“You had a bad dream, dear,” began Desiré, “and—”
“But I didn’t. I heard Dapple and Dolly holler just as plain, and they never do that unless somebody goes near ’em.”
Desiré looked questioningly at her brother, but he was busy tying the animals.
“Now,” he said firmly, when he had finished his task, “we’ll all go back to bed and right to sleep.”
He turned briskly into the tent where René still slept peacefully, and quietness once more descended upon the forest. Jack, however, looped up the flap of the tent and lay watching over his little family until the soft grey light of the early morning began to filter through the trees.
CHAPTER XI
THE BLUE-COVERED BOOK
Several days later, one beautiful sunny morning, Dapple and Dolly were trotting briskly along the Shore Road toward Digby. For more than two miles this road winds along the shore of Digby Basin, formed by the Bay of Fundy waters flowing through a mile wide break in the North Mountain Range.

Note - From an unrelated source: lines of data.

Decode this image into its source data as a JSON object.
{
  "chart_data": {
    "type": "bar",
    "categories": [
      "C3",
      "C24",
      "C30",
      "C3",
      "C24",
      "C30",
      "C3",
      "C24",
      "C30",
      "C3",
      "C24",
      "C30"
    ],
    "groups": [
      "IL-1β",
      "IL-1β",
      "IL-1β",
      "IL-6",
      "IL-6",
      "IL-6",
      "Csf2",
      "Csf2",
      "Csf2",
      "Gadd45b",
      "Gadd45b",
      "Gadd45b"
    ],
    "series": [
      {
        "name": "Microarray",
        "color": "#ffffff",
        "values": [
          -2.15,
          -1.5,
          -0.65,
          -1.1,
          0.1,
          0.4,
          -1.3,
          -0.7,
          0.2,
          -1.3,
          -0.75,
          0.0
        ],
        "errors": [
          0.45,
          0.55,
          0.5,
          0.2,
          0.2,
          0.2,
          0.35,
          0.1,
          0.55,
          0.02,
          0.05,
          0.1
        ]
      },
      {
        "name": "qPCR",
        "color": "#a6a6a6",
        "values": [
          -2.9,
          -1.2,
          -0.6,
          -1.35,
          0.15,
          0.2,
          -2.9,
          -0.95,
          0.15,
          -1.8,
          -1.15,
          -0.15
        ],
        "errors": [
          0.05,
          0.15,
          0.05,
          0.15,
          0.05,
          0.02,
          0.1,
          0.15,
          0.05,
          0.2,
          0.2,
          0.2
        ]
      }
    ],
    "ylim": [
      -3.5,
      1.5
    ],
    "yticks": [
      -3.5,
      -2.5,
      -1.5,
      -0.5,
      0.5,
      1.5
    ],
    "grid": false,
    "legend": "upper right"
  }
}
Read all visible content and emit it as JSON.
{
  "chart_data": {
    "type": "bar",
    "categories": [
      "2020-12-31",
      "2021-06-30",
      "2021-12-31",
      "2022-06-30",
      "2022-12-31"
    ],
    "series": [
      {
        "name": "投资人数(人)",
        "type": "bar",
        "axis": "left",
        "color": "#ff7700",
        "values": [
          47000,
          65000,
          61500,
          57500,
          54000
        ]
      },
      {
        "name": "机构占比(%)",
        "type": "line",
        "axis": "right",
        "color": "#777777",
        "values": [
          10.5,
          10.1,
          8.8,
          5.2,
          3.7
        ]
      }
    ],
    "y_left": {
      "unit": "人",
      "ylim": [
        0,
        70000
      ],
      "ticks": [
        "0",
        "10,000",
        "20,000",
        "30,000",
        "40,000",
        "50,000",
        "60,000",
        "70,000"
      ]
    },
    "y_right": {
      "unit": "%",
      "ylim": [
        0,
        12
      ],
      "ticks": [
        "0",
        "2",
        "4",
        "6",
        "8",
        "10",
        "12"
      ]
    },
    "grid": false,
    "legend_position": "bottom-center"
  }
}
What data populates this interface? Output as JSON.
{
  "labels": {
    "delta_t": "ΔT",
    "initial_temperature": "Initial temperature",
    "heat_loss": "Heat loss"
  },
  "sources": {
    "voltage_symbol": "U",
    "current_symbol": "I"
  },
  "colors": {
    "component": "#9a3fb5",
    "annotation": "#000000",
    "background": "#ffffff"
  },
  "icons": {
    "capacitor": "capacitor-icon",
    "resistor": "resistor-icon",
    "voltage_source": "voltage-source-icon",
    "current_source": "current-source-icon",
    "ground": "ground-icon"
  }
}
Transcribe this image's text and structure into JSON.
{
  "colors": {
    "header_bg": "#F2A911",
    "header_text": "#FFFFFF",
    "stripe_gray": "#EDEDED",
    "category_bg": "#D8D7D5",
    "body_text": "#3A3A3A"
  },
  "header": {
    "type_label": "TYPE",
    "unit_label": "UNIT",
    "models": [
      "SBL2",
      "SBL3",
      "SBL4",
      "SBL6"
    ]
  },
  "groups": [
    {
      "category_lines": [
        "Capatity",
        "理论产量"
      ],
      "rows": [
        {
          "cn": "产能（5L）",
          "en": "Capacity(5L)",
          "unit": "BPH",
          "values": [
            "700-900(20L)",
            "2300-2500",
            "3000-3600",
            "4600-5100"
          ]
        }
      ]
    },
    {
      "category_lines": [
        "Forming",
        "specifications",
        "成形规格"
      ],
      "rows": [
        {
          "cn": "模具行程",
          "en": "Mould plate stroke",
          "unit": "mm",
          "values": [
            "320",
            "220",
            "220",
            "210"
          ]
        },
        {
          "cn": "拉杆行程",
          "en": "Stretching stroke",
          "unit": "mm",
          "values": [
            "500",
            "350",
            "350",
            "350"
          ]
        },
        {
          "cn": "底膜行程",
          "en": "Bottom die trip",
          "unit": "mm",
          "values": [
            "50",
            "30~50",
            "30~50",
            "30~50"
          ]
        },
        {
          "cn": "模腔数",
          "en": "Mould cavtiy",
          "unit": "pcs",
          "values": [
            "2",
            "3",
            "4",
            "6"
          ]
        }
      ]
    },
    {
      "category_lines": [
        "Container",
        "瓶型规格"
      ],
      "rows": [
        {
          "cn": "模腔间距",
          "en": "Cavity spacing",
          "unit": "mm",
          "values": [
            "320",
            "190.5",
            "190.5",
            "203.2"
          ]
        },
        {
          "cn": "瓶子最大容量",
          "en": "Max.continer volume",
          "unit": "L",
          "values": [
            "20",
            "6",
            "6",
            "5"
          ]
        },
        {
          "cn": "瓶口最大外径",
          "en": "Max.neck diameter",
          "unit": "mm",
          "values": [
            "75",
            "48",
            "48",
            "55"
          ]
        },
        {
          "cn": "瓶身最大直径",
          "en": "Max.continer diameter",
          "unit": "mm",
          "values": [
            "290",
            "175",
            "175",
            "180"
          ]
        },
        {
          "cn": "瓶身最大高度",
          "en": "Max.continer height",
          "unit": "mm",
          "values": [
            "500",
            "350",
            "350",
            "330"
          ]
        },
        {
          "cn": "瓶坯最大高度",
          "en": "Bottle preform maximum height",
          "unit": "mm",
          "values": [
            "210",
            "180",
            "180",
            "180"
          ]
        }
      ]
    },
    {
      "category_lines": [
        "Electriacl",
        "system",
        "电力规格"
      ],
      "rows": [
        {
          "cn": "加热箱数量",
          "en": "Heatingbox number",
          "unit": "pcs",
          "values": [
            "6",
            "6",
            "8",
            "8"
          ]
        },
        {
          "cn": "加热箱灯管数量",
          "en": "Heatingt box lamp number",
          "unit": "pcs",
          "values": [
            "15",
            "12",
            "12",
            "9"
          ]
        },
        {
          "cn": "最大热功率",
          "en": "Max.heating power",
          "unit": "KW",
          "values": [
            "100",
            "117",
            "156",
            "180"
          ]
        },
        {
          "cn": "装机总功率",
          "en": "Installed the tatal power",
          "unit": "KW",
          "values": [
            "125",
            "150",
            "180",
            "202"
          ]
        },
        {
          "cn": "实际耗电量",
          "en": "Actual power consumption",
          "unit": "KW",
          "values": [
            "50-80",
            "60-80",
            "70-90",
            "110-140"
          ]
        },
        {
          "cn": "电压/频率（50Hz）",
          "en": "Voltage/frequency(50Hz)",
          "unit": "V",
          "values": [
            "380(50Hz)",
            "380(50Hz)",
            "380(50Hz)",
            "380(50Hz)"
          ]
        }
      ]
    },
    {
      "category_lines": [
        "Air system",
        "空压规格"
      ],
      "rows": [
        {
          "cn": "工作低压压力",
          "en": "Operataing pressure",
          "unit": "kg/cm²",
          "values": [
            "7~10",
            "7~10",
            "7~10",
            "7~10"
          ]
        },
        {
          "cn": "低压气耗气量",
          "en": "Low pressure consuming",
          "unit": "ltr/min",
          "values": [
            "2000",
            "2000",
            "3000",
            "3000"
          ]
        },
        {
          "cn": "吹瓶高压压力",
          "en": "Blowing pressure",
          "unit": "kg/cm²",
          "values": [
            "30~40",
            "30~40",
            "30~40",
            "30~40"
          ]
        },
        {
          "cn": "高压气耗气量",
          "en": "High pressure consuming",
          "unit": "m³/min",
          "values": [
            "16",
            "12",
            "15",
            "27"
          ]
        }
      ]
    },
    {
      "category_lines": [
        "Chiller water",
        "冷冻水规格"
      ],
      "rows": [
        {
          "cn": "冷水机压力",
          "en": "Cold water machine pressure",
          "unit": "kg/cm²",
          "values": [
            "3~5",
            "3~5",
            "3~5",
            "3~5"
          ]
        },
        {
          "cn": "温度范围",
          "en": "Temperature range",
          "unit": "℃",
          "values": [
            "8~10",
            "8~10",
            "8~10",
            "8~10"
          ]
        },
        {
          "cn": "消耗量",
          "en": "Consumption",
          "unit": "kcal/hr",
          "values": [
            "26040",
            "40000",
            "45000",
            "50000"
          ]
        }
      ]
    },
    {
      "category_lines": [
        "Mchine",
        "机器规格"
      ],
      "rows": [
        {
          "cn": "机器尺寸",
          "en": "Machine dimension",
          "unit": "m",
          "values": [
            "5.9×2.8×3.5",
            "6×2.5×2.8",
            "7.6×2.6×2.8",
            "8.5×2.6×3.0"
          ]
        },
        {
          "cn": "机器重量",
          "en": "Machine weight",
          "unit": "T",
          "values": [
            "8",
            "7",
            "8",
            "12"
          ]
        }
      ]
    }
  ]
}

“That,” said Jack, pointing to the opening between the mountains, “is Digby Gap, or, as the natives call it, ‘Digby Gut.’ In olden days all the fishing boats used to stop there on their way home long enough for the fishermen to clean their fish, and throw all the ‘guts’ or insides into the water.”
“What a horrid name!” was Priscilla’s comment.
“It’s lovely here, though,” observed Desiré, gazing across the sparkling water to the hazy blue sides of the two big mountains opposite, and back again to the forested slopes beside the wagon.